CBS: The sudden (and not so sudden) death of Whitney Houston turned the Grammys into An Event that transcended the usual awards-plus-glamor formula, and the result was a giant 14.1 rating, more than 2 rating points higher than last year’s Academy Awards (and given this year’s Oscar prospects, almost certain to be the season’s highest-rated awards show). Beyond the ratings, the show will undoubtedly give a huge boost in sales to the artists (especially the night’s It Girl, Adele) who performed or won awards during the broadcast. (A side note: although advertisers are guaranteed a minimum rating for their commercials, and receive compensation if those numbers aren’t hit, they get the full benefit of unexpectedly high ratings, meaning that all the sponsors of last night’s show received windfalls worth millions of dollars.)
ABC: Every other network suffered accordingly, and none more so than ABC, whose female-skewing lineup is geared to compete with NFL Football, but not with a colossus that attracts that same audience. ONCE UPON A TIME was down about 10% from the episodes that competed with NFL playoff games, and that was the good news.

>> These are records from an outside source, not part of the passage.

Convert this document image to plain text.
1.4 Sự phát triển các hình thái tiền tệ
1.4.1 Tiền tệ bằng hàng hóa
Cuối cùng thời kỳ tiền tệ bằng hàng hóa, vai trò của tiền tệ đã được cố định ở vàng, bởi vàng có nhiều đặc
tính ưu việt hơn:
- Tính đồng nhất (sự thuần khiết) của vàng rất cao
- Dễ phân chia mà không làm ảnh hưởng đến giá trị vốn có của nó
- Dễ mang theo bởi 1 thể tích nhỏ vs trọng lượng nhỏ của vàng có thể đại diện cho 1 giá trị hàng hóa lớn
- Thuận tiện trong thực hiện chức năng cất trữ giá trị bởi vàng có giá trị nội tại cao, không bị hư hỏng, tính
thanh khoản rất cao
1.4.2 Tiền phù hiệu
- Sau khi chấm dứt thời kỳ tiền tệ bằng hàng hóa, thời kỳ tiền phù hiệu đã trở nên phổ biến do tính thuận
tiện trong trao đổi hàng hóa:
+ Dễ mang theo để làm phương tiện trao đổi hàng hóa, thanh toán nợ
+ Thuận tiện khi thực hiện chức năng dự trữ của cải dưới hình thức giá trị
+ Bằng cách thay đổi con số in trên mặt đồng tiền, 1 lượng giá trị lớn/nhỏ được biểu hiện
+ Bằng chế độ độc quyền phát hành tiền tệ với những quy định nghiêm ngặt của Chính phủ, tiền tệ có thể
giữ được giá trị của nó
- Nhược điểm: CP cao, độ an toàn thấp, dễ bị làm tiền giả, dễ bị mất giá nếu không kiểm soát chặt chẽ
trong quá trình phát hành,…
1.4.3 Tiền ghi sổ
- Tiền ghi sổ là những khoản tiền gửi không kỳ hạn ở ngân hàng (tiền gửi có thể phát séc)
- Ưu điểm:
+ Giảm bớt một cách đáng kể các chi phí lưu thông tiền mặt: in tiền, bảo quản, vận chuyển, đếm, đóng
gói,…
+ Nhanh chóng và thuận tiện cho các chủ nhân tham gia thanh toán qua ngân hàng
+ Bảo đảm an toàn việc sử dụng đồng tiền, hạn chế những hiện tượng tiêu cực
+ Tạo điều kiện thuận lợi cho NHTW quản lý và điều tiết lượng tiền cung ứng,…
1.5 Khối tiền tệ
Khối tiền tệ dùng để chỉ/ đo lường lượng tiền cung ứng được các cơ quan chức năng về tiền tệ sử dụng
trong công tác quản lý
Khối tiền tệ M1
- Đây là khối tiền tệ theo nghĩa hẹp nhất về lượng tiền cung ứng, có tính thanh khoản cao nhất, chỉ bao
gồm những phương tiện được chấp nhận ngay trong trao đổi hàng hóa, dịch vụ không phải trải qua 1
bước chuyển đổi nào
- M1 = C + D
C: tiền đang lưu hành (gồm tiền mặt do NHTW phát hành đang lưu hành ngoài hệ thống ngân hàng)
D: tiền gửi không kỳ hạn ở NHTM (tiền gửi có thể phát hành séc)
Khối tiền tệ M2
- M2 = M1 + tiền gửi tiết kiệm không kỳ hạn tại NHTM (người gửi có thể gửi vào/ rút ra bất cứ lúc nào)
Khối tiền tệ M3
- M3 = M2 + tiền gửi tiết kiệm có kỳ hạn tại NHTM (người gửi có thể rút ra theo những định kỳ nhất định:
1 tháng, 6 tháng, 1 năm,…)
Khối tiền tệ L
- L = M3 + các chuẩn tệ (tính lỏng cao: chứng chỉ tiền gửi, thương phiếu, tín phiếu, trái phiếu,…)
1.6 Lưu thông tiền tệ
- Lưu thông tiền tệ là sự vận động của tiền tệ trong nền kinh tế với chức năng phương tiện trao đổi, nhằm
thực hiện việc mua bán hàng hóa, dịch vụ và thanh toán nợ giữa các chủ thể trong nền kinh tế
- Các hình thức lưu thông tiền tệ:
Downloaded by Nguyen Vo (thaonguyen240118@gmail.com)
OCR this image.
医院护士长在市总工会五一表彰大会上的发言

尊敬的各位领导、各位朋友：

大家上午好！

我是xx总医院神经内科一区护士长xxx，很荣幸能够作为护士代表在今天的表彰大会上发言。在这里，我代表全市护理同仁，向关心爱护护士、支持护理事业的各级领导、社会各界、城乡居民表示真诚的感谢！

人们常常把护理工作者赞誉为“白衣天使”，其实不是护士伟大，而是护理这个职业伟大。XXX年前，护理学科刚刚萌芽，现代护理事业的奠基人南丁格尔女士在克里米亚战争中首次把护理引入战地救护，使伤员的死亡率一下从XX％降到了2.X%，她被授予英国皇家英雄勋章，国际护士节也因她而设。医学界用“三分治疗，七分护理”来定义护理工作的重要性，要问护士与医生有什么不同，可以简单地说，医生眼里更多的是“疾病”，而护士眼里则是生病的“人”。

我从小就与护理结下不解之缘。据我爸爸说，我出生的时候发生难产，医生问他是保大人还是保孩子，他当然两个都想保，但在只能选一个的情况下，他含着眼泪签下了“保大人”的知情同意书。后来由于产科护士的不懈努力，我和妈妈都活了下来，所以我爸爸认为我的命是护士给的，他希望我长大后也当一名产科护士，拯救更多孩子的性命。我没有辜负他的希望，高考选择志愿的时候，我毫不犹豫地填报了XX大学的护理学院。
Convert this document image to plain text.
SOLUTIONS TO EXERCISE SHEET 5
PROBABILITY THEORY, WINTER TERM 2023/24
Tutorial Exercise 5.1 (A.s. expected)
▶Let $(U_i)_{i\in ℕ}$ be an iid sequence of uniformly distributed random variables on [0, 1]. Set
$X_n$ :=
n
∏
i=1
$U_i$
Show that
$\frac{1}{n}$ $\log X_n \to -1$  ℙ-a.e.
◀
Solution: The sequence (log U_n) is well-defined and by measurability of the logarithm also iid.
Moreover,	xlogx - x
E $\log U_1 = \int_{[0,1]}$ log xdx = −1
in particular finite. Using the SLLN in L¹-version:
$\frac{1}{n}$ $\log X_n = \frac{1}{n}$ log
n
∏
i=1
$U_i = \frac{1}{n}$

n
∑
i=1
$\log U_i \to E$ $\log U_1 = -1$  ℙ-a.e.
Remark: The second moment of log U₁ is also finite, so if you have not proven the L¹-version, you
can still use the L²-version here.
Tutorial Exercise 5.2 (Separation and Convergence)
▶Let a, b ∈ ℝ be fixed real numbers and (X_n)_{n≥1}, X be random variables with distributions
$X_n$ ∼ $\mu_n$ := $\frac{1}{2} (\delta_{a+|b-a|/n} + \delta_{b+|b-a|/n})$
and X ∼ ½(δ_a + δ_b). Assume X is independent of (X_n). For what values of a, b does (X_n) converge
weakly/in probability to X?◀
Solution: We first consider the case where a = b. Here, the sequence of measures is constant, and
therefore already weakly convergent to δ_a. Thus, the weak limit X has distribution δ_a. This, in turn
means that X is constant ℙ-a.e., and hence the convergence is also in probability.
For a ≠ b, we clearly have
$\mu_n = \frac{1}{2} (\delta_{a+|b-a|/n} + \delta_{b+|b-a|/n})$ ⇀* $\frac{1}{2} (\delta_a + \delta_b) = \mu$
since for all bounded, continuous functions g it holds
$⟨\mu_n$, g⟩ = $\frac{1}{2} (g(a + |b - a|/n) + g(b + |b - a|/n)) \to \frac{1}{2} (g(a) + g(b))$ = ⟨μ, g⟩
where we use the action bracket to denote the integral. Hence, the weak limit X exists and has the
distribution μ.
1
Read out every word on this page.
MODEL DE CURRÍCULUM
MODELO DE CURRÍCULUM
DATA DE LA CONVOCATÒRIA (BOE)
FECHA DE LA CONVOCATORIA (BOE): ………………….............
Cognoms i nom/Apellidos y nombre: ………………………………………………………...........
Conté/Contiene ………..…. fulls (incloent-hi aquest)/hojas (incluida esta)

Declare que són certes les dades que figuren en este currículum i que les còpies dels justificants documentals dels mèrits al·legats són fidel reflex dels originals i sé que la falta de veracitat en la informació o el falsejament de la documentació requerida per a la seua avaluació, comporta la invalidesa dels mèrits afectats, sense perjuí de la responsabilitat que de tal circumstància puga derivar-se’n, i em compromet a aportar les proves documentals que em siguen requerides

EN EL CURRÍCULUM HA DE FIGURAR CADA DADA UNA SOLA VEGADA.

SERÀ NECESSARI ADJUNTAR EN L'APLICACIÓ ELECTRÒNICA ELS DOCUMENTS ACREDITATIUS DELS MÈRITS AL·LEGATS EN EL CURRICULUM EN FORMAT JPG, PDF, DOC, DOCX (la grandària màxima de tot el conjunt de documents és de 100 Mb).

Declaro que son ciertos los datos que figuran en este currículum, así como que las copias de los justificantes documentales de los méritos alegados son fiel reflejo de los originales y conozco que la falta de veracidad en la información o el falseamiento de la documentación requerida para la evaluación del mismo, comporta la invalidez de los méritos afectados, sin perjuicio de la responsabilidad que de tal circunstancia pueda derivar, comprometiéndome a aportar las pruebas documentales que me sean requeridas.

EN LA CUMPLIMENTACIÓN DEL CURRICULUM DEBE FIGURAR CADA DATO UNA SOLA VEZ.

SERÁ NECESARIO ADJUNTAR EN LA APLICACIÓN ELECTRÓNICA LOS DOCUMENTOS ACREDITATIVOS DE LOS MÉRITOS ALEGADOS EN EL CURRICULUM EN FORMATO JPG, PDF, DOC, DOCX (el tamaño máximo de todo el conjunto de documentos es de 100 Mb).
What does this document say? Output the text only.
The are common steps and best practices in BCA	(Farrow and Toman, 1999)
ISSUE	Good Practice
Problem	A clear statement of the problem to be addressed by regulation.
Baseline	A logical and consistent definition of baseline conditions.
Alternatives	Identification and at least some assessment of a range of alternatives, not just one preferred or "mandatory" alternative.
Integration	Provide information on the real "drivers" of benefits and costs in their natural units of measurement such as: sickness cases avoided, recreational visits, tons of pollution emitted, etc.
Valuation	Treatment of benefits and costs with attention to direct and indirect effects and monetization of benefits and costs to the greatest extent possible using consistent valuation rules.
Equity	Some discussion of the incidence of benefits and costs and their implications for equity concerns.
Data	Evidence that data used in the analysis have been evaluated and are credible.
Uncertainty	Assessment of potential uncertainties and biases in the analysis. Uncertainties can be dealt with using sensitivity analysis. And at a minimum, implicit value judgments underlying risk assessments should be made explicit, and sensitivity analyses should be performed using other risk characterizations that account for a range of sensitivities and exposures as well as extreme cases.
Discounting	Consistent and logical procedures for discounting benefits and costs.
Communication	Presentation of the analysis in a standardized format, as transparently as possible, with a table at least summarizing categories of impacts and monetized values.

DESPERATE HOUSEWIVES hit a low that was 30% below its previous all-time bottom, and the penultimate episode of PAN AM was an embarrassing 0.7.
FOX: Young guy-skewing shows weren’t immune either, and FOX hit season lows across the board. Its animated schedule was down 20% even from the weeks when CBS aired the late NFL playoff games.
NBC: The network had basically given up on this night already (it’ll launch the new season of Celebrity Apprentice next week), so comparatively speaking, it had the least to lose. DATELINE and a FEAR FACTOR special did a 1.6 and 1.5, respectively, and on a cost-benefit basis that was probably the most effective competition of the night.
Tonight NBC bites its fingernails, as it waits to find out how many people will come back for a second helping of THE VOICE and, especially, SMASH. This still being sweeps, the shows face all-new competition on every network.